I was thrilled to find it on the PS3. Ray was unimpressed when I told him, I was full of the excitement of a kid on Christmas morning. "This is why you like it," he said, "It's moron simple, you just hit stuff." That may be, and it may be simple, as I said, but it was cool. Now in the age of an Avengers movie that makes over a billion dollars at the box office, but for the time, it was awesome, and it takes me back in time. Then nobody knew who the X-Men were, and comic recognition was low, so for those in the know, an X-Men arcade game was a special thing.

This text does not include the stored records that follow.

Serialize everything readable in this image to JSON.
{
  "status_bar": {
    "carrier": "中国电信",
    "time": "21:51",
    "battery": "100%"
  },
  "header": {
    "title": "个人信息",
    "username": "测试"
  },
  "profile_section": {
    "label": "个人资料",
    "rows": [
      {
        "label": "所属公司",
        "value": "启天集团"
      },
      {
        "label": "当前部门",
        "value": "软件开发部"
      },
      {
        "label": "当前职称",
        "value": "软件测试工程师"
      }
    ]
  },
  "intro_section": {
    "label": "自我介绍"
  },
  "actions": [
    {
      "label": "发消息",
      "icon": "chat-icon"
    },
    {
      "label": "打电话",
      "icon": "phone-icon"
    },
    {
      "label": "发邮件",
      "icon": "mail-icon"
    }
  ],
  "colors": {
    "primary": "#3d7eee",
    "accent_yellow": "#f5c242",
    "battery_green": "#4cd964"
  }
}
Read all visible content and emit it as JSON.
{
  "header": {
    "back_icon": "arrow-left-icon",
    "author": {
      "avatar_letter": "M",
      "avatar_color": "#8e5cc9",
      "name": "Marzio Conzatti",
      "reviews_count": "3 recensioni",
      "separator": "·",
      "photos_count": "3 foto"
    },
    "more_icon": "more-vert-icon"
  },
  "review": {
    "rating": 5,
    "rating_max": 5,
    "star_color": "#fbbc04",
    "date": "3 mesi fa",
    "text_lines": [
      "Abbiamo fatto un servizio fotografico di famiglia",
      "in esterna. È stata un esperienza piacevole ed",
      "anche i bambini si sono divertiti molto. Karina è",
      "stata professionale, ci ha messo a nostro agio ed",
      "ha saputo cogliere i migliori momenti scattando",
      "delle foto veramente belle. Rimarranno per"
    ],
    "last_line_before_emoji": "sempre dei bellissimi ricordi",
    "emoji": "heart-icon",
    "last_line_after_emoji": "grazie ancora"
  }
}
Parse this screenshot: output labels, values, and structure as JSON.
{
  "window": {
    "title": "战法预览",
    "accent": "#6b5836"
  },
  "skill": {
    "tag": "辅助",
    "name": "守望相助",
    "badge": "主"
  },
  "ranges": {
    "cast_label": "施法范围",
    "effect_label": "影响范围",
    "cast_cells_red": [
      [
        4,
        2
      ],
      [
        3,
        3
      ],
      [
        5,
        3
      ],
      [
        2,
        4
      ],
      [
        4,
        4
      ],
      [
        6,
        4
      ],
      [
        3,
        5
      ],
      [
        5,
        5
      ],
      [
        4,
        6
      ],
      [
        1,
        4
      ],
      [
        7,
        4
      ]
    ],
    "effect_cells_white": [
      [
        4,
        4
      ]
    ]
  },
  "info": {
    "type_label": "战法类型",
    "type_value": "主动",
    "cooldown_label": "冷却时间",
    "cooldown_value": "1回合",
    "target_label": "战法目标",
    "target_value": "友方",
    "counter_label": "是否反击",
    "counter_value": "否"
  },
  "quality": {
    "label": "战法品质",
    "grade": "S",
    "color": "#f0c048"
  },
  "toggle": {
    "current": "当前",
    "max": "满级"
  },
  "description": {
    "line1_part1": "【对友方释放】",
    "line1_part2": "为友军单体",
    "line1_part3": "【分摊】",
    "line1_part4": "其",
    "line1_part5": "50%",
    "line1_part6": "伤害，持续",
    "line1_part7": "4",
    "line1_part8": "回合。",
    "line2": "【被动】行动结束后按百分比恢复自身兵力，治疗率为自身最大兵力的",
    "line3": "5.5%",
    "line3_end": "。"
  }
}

I remember distinctly the X-Men arcade being at the Atco Multiplex movie theater. The Multiplex was built on top of the old Atco Drive-In, a place of many childhood memories for me. I remember climbing to the top of the screen one afternoon with a friend when we were kids. I also remember seeing probably my very first movies, either Jungle Book or Doctor Doolittle there, when I was much much younger. And of course I took dates there when I was much much older. Eventually it was demolished, paved over and replaced by the Multiplex. The Multiplex itself is now long gone, a deserted church the last time I checked.
The Multiplex had a gigantic lobby, with videogames on either wall, and at the height of its popularity, the crowds were always around the X-Men machine. I still remember the Friday night I saw the end of the game. I kept my date waiting, and we were late for the flick we were there to see, but I saw three players - Wolverine, Storm, and Colossus - I still remember finish the game. This was a huge thing. How rare it was to see someone win a videogame, and I saw it that night. I remember the crowd, probably two dozen people at the end, cheered.
And that was the golden age of videogames. Say what you like, Ray, I'm going to enjoy playing my new hitting stuff game, and when I win it, which I hope I can, it will be a crowd from a dead movie theatre from over two decades ago I hear cheering.